5:45am. Light clouds. My alarm stirs me from restless sleep and I arise to a day already reeking of sweat. I take a swig of leftover coffee, cold and bitter, that hits me harder than a punch to the jaw. Then I pull on my field vest and slide into two knee-high, snakeproof kevlar boots, after first shaking them out. Scorpions. You never know. Finally, I arm myself with a 26-inch antenna and VHF receiver.
I’m hunting for a sloth. And I always get my sloth.
“You know you look kinda like a cowboy?”
“Huh?” I ask, my boots forcing me to swagger a little, not to mention the fact that my pants are wet from rain and starting to cling uncomfortably.
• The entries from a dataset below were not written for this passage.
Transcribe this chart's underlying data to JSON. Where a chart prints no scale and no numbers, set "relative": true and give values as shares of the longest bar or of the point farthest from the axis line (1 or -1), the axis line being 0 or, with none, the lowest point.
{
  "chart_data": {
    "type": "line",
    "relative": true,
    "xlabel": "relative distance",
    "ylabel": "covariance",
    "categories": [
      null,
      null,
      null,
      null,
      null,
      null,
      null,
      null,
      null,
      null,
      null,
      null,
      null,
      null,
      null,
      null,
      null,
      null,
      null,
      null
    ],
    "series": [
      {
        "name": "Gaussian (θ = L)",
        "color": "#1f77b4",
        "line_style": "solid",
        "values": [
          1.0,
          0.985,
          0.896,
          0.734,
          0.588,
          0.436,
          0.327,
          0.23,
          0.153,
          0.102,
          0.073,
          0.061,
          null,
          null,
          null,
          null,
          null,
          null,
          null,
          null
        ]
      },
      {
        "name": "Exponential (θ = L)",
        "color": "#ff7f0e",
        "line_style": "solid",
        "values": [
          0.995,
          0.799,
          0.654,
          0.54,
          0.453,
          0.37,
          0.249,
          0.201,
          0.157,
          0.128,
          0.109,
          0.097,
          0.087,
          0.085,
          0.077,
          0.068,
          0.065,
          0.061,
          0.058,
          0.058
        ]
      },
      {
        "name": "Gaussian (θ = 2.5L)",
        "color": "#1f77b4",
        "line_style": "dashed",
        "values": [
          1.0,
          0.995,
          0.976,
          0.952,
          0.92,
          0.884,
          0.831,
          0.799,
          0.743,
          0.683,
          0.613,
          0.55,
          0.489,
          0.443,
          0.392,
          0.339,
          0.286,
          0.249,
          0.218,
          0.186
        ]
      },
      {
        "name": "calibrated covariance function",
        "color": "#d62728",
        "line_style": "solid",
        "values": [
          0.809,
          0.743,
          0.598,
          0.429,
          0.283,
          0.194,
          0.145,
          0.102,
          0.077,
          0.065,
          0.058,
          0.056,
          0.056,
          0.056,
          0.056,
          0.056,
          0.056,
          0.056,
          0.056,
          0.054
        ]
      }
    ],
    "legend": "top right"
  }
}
My volunteer assistant nods at my getup. She’s trying to keep a straight face. “Huge boots. Long coat. The hat. I used to watch a lot of old American Westerns. Howdy pardner.”
“I…what? I wear this for rain. Which it usually is. And also snakes.”
“Or maybe a detective. Like from those–what are those films called? Noire? You even carry a flask under your arm.”
“It’s cappuccino, and that just makes it easier to access. Please watch where you’re going.”
But she’s not listening. “It’s like we’re out to catch a criminal on the run. What’d this sloth do? Climb the wrong tree? Eat the wrong leaf? He just couldn’t escape his past.”
6:08am. The memory of yesterday morning fades, like all pleasant memories do. The dame was filling a silence that didn’t need to be filled. Today, the forest fills that on its own. The shrill cries of insects and birds pierce my ears as I stride towards the trees, through a neglected field of tall grass and deep mud. The ground sucks and gasps at my feet.
Then I hear it: a slight beeping, coming from the receiver. I tweak the gain nob and home in on its direction. Dead ahead. Slightly uphill. I allow myself a shallow smile. Just as I expected.
I’m on the trail of a sloth. And I always get my sloth.
“Why are we doing this, again?”
“We need data on sloths post release to evaluate our rehabilitation strategy–” I begin, then stop and backpedal since I’ve just walked face-first into a massive spiderweb that for some reason tastes like peanut butter.
“And that’s really worth all this equipment? And, like, getting up in the morning? And dressing like Clint Eastwood?”
I’m too busy extracting spider silk from my hair to roll my eyes. “Consistent observations are the only way get any baseline data. No one’s really studied this before. Not definitively.”
The volunteer moved closer. “Pardner, you got a spider on your forehead.”
6:32am. She didn’t stick around. Dames never do. But it’s better this way. There are some things you have do yourself. Man to sloth.
The beeping gets louder. I try to rotate the antenna around to get a bearing, but it gets tangled in vines. Ten o’clock. There’s hardly any space to move. The forest doesn’t allow the thought of freedom. It’s merciless that way.
But I’m close. So very close. The beeping’s reached a fever pitch, and I’m getting ghost signals. With a growl, I push through one last tangle of vines and into a small clearing.
And there he is. About 8 meters up a tree, curled in the fork of a branch. My quarry.
“Hello, Jorge. Long time no see.”
“So that’s him? You’re sure that’s not just a stuffed animal you put up there to save face?”
“It’s a two-toed sloth, so he’s supposed to be asleep right now. And look, the signal’s coming from the collar on his neck.”
“So that’s it? You just come out here every morning and then watch him for a while?”
“And record every action he makes in a 30-minute follow.” I get out a notebook and stopwatch. “You want to spot or record first?”
Her eyes haven’t left the sloth. “But does he ever do anything?”
“In the mornings, sometimes he scratches himself once or twice. Follow starts…now.”
The sloth doesn’t move. Rain begins to fall. The volunteer shifts her feet. “You hear they’re doing a 3rd season of Westworld?”
6:36am. “Been a while, Jorge. 12 hours precisely, to be exact.” Jorge looks down at me and blinks. I scribble in my notes 0636 SLOTH VIGILANT
“It was quite a chase, running you down. You really covered some country. Gotta say, that’s pretty impressive considering you sleep 20 hours a day.” Indeed, he’s moved a whole 200 meters in a straight line, roughly, since we released him a week ago.
Jorge starts to scratch himself, then falls asleep halfway through. “Just so you know, I’ll be back here tomorrow. And the next day. And the next. At for another few weeks, until the collar’s batteries start to die and we need to recapture you for a physical exam. And also because that collar costs like 150 dollars. We can’t let you keep it.”
He yawns, then scratches himself again. Playing it cool. But I know defeat when I see it.
I’ve got my sloth. I always get my sloth.